Vatican authorities have condemned over the weekend the decision by Nicaragua's regime of Commander Daniel Ortega to expel the nuncio from Managua. The Central American government's measure was enacted a week ago but not until this weekend was it made public, it was reported.
Polish Monsignor Waldemar Stanislaw Sommertag, who represented the Vatican in Nicaragua since 2018 was at odds with the Ortega administration and was subsequently ordered out of the country. Vatican sources said Pope Francis himself was about to ask Monsignor Sommertag to resign.
But in its official statement, the Vatican said it had received with surprise and pain the notification that the government had withdrawn its approval of the nuncio, imposing on him to leave the country immediately. It also described the order as incomprehensible, since the nuncio worked tirelessly for the Catholic Church and the people of Nicaragua, seeking to favor good relations between the authorities and the Holy See, which insisted that this grave and unjustified unilateral decision does not reflect the sentiments of the deeply Christian people of Nicaragua.
The permanent representative of the Vatican arrived in Managua in May of four years ago when the country was plagued by massive anti-government demonstrations, in which the Catholic Church was a mediator in search of a solution to the crisis. The nuncio participated as a witness in the second stage of dialogue, held in 2019, which was suspended without results.

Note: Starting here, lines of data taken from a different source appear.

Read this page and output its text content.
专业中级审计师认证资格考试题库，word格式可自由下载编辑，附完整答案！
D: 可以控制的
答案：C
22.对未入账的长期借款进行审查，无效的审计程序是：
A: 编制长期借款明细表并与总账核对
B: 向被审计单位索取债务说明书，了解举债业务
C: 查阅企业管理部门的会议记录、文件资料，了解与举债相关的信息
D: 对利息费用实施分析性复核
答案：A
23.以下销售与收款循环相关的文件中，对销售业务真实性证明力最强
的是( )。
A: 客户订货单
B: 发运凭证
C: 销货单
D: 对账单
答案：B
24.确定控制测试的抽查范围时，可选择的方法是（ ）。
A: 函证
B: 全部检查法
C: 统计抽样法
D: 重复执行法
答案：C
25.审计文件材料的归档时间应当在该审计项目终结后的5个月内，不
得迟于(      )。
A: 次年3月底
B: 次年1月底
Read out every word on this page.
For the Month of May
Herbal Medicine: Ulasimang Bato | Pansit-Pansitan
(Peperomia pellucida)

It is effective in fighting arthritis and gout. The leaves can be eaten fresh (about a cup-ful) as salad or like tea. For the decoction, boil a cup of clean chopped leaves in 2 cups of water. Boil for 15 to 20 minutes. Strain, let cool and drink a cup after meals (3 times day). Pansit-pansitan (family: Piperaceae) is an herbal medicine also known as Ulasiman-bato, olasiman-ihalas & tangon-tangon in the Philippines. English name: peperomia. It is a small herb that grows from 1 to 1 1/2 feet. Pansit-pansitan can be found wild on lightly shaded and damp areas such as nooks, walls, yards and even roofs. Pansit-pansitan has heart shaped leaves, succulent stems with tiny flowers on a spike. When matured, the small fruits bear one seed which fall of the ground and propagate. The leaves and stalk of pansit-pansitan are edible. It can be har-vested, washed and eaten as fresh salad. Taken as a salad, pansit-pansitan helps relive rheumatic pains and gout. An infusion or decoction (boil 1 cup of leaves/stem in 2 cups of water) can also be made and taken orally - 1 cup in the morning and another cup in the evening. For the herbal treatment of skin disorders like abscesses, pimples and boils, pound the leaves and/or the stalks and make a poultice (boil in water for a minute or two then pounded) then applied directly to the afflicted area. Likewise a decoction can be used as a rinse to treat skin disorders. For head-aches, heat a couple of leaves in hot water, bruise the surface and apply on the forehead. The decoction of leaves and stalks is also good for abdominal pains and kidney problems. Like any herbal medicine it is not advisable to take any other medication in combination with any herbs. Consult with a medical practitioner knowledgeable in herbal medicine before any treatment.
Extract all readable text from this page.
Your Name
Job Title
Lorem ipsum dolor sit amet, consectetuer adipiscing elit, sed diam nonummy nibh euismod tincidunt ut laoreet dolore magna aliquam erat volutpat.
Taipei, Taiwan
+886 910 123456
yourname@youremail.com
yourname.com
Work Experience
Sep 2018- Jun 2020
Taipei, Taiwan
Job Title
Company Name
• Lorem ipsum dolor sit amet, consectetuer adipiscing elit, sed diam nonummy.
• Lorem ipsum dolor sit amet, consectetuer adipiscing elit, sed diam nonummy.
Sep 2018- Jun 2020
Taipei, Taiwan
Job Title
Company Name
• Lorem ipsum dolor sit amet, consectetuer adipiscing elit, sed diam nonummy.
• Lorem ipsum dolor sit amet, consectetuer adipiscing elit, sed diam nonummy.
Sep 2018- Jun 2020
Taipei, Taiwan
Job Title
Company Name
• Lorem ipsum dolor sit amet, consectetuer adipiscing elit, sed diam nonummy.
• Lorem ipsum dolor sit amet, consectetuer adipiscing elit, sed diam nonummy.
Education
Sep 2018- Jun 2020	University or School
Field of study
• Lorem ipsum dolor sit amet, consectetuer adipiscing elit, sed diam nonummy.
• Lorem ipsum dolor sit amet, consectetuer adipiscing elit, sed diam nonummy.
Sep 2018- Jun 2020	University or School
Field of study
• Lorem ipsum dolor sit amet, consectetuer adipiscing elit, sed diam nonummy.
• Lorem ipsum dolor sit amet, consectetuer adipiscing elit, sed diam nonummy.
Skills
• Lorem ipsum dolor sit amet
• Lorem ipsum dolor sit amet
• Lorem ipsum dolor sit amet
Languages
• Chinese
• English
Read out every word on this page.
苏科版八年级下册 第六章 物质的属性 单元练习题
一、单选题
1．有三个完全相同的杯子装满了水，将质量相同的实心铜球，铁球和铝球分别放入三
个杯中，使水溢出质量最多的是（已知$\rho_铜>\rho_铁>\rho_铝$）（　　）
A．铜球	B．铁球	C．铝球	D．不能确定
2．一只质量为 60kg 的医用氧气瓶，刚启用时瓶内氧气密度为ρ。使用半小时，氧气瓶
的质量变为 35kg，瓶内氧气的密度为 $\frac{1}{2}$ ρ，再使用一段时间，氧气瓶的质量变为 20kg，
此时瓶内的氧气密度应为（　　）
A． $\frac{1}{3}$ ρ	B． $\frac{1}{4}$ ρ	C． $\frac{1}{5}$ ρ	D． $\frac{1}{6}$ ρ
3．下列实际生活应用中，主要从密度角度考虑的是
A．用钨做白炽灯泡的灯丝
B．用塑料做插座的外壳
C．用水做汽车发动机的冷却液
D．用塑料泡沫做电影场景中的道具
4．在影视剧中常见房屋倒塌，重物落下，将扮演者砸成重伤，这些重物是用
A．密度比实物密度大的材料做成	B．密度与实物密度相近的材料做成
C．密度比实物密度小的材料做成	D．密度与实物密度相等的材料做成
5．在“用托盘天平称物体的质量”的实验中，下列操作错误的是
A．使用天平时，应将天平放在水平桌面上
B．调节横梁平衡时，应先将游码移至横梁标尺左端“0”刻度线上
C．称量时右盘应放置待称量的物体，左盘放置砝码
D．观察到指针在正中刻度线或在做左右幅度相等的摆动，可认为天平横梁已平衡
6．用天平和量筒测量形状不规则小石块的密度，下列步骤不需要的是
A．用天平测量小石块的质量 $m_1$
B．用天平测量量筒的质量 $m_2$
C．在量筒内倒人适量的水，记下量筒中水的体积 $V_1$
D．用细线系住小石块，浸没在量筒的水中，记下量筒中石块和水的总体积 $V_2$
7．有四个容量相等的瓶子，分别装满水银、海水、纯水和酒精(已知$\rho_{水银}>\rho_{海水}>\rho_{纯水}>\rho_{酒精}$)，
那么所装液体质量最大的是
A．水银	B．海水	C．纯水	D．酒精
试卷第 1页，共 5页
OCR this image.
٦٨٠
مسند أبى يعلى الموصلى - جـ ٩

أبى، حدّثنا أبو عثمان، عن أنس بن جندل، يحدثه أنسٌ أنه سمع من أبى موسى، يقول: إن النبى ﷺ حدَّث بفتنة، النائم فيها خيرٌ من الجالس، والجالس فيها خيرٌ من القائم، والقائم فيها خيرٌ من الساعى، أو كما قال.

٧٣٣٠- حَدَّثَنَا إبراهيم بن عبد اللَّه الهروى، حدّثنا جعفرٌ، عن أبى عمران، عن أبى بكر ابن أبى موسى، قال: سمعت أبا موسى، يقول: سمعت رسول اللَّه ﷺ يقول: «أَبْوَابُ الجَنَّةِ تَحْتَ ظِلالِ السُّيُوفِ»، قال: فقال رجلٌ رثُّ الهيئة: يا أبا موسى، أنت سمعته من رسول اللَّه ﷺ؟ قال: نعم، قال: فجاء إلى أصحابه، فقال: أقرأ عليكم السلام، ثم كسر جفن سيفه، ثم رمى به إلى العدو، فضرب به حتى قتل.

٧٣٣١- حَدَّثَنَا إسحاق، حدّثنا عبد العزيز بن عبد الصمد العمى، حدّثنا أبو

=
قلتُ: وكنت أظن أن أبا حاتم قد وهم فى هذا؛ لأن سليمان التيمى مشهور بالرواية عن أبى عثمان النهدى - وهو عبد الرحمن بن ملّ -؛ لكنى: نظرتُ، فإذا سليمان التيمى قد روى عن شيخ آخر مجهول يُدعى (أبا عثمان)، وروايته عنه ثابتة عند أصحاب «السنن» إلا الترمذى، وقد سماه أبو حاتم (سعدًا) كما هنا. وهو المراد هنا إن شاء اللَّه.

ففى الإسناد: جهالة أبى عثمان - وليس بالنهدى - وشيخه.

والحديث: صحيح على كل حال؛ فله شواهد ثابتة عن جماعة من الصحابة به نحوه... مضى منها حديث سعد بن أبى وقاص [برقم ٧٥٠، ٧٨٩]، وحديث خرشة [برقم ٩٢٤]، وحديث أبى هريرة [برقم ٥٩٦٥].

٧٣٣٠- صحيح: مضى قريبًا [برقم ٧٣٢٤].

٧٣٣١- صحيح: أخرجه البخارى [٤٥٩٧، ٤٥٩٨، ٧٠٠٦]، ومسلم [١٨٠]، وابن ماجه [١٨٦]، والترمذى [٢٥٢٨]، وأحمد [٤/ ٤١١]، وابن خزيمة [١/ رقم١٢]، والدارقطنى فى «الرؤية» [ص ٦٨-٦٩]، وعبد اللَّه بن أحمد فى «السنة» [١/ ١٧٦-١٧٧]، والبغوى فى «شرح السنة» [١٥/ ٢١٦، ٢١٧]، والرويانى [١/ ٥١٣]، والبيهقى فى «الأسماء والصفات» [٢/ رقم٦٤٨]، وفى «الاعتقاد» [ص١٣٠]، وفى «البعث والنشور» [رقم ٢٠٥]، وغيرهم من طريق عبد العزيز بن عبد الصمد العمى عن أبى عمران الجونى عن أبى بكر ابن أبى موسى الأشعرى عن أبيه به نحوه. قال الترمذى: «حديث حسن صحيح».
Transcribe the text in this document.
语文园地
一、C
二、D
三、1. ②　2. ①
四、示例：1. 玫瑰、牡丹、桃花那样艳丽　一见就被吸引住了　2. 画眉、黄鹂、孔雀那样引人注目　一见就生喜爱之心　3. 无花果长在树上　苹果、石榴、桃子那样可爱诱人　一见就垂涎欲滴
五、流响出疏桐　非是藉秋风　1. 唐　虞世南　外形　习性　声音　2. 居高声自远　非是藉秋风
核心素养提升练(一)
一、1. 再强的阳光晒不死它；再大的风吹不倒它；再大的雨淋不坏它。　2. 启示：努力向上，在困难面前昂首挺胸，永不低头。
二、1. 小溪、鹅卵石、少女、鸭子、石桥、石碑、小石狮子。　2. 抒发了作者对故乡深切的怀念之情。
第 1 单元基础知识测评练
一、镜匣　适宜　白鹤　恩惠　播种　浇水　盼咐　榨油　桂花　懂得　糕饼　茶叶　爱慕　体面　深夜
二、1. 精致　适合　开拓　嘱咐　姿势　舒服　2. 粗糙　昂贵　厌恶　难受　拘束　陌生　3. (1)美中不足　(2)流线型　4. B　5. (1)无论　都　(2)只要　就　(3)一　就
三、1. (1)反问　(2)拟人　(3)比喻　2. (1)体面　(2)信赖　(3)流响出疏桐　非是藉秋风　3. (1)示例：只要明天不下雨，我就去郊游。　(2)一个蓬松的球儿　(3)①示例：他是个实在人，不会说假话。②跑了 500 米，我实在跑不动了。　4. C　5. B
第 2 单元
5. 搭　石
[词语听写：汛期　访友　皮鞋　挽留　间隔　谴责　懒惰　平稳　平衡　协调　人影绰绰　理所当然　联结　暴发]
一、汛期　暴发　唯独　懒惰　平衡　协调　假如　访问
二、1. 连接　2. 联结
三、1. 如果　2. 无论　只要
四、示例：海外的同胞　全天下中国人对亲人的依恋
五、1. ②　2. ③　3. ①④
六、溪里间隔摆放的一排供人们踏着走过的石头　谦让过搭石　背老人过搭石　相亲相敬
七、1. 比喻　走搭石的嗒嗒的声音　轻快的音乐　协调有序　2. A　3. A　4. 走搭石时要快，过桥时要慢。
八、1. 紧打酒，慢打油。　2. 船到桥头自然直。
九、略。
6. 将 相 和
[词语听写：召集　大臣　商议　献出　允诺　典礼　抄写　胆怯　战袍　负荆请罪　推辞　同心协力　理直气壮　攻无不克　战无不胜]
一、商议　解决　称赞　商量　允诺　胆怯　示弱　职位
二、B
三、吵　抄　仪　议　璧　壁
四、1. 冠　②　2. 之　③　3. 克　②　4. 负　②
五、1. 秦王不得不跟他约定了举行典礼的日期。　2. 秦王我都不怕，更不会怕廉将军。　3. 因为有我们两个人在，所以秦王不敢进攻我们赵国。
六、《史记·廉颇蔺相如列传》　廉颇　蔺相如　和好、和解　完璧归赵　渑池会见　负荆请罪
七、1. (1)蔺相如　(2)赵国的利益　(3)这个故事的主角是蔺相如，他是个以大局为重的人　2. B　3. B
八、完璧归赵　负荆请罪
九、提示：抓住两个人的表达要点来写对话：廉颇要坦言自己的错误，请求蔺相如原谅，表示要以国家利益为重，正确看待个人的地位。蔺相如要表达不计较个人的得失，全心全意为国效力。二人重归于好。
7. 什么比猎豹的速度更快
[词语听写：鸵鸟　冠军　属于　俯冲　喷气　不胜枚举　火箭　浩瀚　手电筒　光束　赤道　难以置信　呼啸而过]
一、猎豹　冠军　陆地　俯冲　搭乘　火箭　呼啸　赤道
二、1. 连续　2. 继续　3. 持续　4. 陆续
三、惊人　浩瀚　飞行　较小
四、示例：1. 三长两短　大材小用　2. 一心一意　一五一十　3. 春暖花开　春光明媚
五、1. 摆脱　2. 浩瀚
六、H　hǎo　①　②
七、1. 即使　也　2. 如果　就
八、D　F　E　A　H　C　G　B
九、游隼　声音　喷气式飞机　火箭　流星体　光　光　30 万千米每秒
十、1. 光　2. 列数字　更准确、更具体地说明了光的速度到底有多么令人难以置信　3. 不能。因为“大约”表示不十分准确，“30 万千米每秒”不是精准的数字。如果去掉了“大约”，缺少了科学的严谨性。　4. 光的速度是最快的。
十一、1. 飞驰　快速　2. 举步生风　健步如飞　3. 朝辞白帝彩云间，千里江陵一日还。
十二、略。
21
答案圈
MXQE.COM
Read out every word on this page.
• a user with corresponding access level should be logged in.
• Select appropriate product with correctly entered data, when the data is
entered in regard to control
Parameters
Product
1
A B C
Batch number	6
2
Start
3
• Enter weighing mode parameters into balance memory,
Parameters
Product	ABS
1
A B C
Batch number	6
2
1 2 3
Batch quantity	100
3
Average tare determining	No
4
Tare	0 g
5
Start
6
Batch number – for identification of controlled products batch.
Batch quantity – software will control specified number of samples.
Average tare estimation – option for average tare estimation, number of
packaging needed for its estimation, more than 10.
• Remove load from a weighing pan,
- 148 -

Also announced this weekend was a decision by Nicaragua's judiciary to find former presidential candidate Cristiana Chamorro guilty of the charges filed against her, and for which she was banned from entering the Nov. 7 elections won by Ortega by a landslide, with all of his opponents either in jail or in exile. The Ortega government has over 40 opponents under arrest for allegedly undermining national sovereignty.
Relations between the Nicaraguan government and the Catholic Church are tense, following the 2018 social uprising when the clergy has been accused of having sided with the political opponents for a coup d'état.
Ortega, 76, was re-elected for a fourth term in November, after over 40 government critics were detained between June and December 2021, including seven presidential candidates. This group is joined by another 120 people imprisoned for participating in the 2018 anti-Ortega protests.
Chamorro, arrested in June 2021 when she was leading the polls against Ortega, has been convicted of money laundering alongside her brother Pedro Joaquín Chamorro. They are both children of former President Violeta Barrios, who defeated Ortega in the 1990 elections, and national hero Pedro Joaquin Chamorro Cardenal, a prominent journalist assassinated by the Somoza dictatorship in 1978.
The former candidate headed the foundation named after her mother and worked on freedom of expression and press freedom issues. According to the prosecution, she received money from abroad to destabilize the government.
She has been under house arrest since June while her brother is being held at a Managua jailhouse.